I am aware of the DAG cycle detection algorithm, and it seems like it might be easy to adapt this algorithm to perform this task, but I cannot seem to make it work. I am also aware that it is not always possible to split a graph in this manner to remove the cycle.

Answer 1

I think one possibility is do the naive thing, and whenever you find a backedge $u \to v$ (i.e., where $v$ is an ancestor of $u$ in the search tree), duplicate the subtree rooted at $v$, one duplicate per edge out of $v$.

Given an edge $u \to v$, there are various ways to test whether it is a backedge. The naive way is to traverse the path from $u$ to the root (by following parent pointers) and see if you ever visit $v$. A fancy way is to use an algorithm for least-common-ancestors on a dynamic tree.

Answer 2

Any graph of this type can be represented using this simplified model (left):

where M1, M2, and M3 are metanodes that can represent 0 or more nodes, and edges involving M1, M2, and M3 can represent 0 or more edges.

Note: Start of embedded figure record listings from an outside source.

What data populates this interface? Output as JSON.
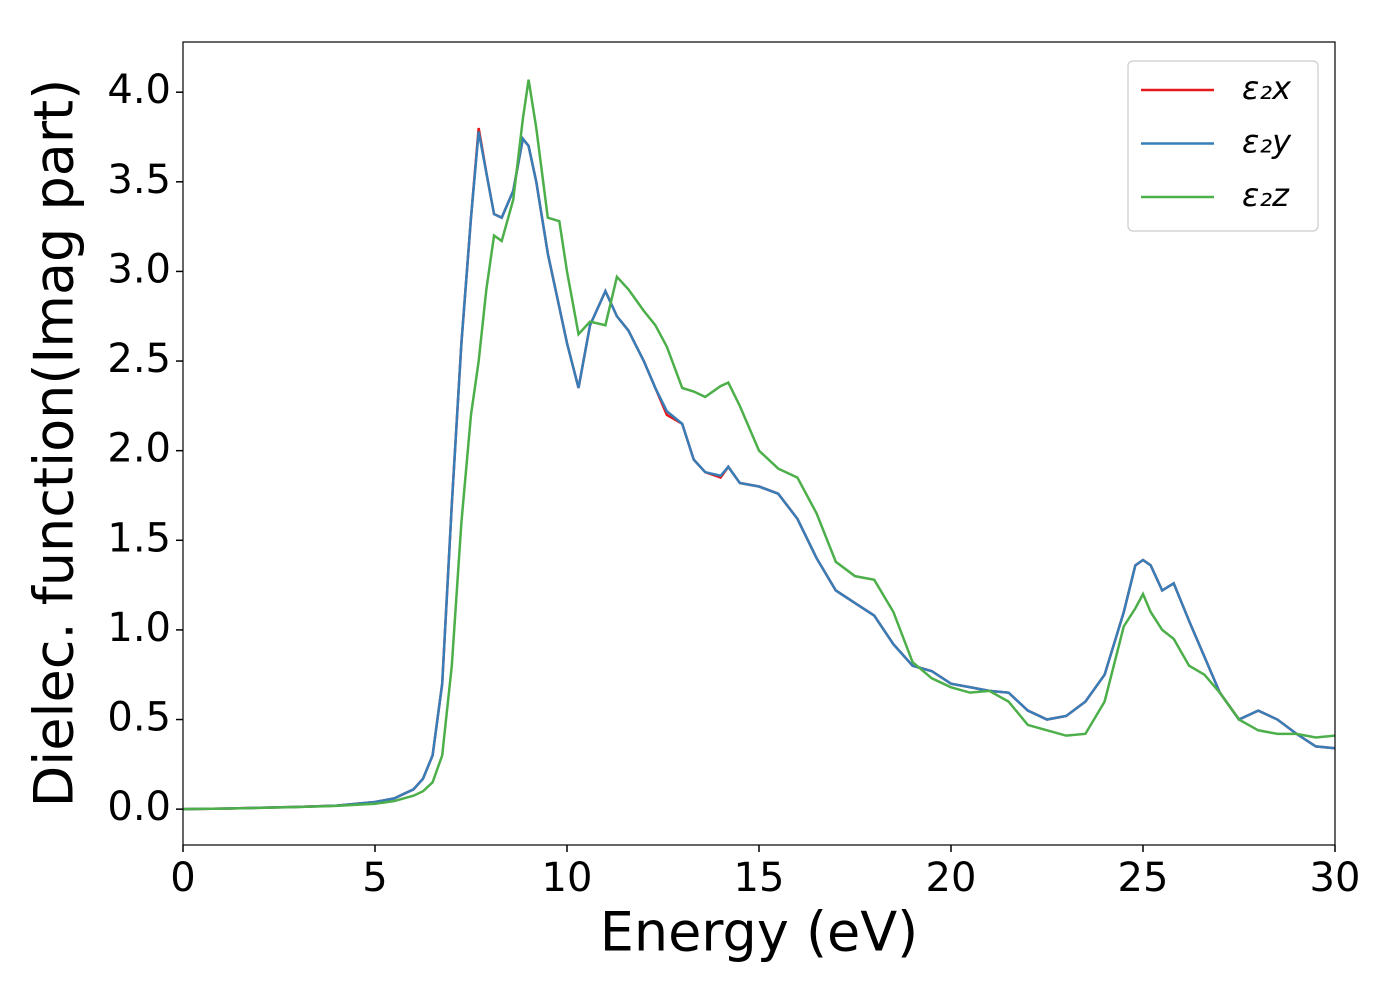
{
  "chart_data": {
    "type": "line",
    "xlabel": "Energy (eV)",
    "ylabel": "Dielec. function(Imag part)",
    "x": [
      0,
      1,
      2,
      3,
      4,
      5,
      5.5,
      6,
      6.25,
      6.5,
      6.75,
      7,
      7.25,
      7.5,
      7.7,
      7.9,
      8.1,
      8.3,
      8.6,
      8.85,
      9.0,
      9.2,
      9.5,
      9.8,
      10,
      10.3,
      10.6,
      11,
      11.3,
      11.6,
      12,
      12.3,
      12.6,
      13,
      13.3,
      13.6,
      14,
      14.2,
      14.5,
      15,
      15.5,
      16,
      16.5,
      17,
      17.5,
      18,
      18.5,
      19,
      19.5,
      20,
      20.5,
      21,
      21.5,
      22,
      22.5,
      23,
      23.5,
      24,
      24.5,
      24.8,
      25,
      25.2,
      25.5,
      25.8,
      26.2,
      26.6,
      27,
      27.5,
      28,
      28.5,
      29,
      29.5,
      30
    ],
    "series": [
      {
        "name": "ε₂x",
        "color": "#e41a1c",
        "values": [
          0,
          0.003,
          0.008,
          0.013,
          0.02,
          0.04,
          0.06,
          0.11,
          0.17,
          0.3,
          0.7,
          1.7,
          2.6,
          3.3,
          3.8,
          3.55,
          3.32,
          3.3,
          3.45,
          3.74,
          3.7,
          3.5,
          3.1,
          2.8,
          2.6,
          2.35,
          2.7,
          2.89,
          2.75,
          2.67,
          2.5,
          2.35,
          2.2,
          2.15,
          1.95,
          1.88,
          1.85,
          1.91,
          1.82,
          1.8,
          1.76,
          1.62,
          1.4,
          1.22,
          1.15,
          1.08,
          0.92,
          0.8,
          0.77,
          0.7,
          0.68,
          0.66,
          0.65,
          0.55,
          0.5,
          0.52,
          0.6,
          0.75,
          1.1,
          1.36,
          1.39,
          1.36,
          1.22,
          1.26,
          1.05,
          0.85,
          0.65,
          0.5,
          0.55,
          0.5,
          0.42,
          0.35,
          0.34
        ]
      },
      {
        "name": "ε₂y",
        "color": "#377eb8",
        "values": [
          0,
          0.003,
          0.008,
          0.013,
          0.02,
          0.04,
          0.06,
          0.11,
          0.17,
          0.3,
          0.7,
          1.7,
          2.6,
          3.3,
          3.78,
          3.55,
          3.32,
          3.3,
          3.45,
          3.74,
          3.7,
          3.5,
          3.1,
          2.8,
          2.6,
          2.35,
          2.7,
          2.89,
          2.75,
          2.67,
          2.5,
          2.35,
          2.22,
          2.15,
          1.95,
          1.88,
          1.86,
          1.91,
          1.82,
          1.8,
          1.76,
          1.62,
          1.4,
          1.22,
          1.15,
          1.08,
          0.92,
          0.8,
          0.77,
          0.7,
          0.68,
          0.66,
          0.65,
          0.55,
          0.5,
          0.52,
          0.6,
          0.75,
          1.1,
          1.36,
          1.39,
          1.36,
          1.22,
          1.26,
          1.05,
          0.85,
          0.65,
          0.5,
          0.55,
          0.5,
          0.42,
          0.35,
          0.34
        ]
      },
      {
        "name": "ε₂z",
        "color": "#4daf4a",
        "values": [
          0,
          0.003,
          0.007,
          0.012,
          0.018,
          0.03,
          0.045,
          0.075,
          0.1,
          0.15,
          0.3,
          0.8,
          1.6,
          2.2,
          2.5,
          2.9,
          3.2,
          3.17,
          3.4,
          3.85,
          4.07,
          3.8,
          3.3,
          3.28,
          3.0,
          2.65,
          2.72,
          2.7,
          2.97,
          2.9,
          2.78,
          2.7,
          2.58,
          2.35,
          2.33,
          2.3,
          2.36,
          2.38,
          2.25,
          2.0,
          1.9,
          1.85,
          1.65,
          1.38,
          1.3,
          1.28,
          1.1,
          0.82,
          0.73,
          0.68,
          0.65,
          0.66,
          0.6,
          0.47,
          0.44,
          0.41,
          0.42,
          0.6,
          1.02,
          1.12,
          1.2,
          1.1,
          1.0,
          0.95,
          0.8,
          0.75,
          0.65,
          0.5,
          0.44,
          0.42,
          0.42,
          0.4,
          0.41
        ]
      }
    ],
    "xlim": [
      0,
      30
    ],
    "xticks": [
      0,
      5,
      10,
      15,
      20,
      25,
      30
    ],
    "ylim": [
      -0.2,
      4.28
    ],
    "yticks": [
      {
        "value": 0,
        "label": "0.0"
      },
      {
        "value": 0.5,
        "label": "0.5"
      },
      {
        "value": 1,
        "label": "1.0"
      },
      {
        "value": 1.5,
        "label": "1.5"
      },
      {
        "value": 2,
        "label": "2.0"
      },
      {
        "value": 2.5,
        "label": "2.5"
      },
      {
        "value": 3,
        "label": "3.0"
      },
      {
        "value": 3.5,
        "label": "3.5"
      },
      {
        "value": 4,
        "label": "4.0"
      }
    ],
    "legend": "upper right"
  }
}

In order to split the graph in the manner I am seeking, it's required to classify these nodes using the reachability algorithm. The members of M1 are all nodes $k \not \in \{A, B\}$ such that $A \not \le k$. The members of M2 are all nodes $k \not \in \{A, B\}$ such that $A \le k \land B \not \le k$. Finally the members of M3 are the remaining nodes $k \not \in \{A, B\}$ and $B \le k$.

The members of M2 are duplicated along with B and A. All edges from M1 to M2 or B are routed to M2' and B' instead. And the edges from M2 and B to M3 are duplicated for M2' and B'. Finally, an edge from B' to A' is made.

The algorithm fails to place A' if and only if there are no edges connecting M1 to B and there are no edges from M1 to M2 or M2 to B, which represents the fact that there is no path to B without going through A, so there is no possible way to place A'.

So this problem can be solved with $O(n)$ lookups using pretty much any general reachability algorithm.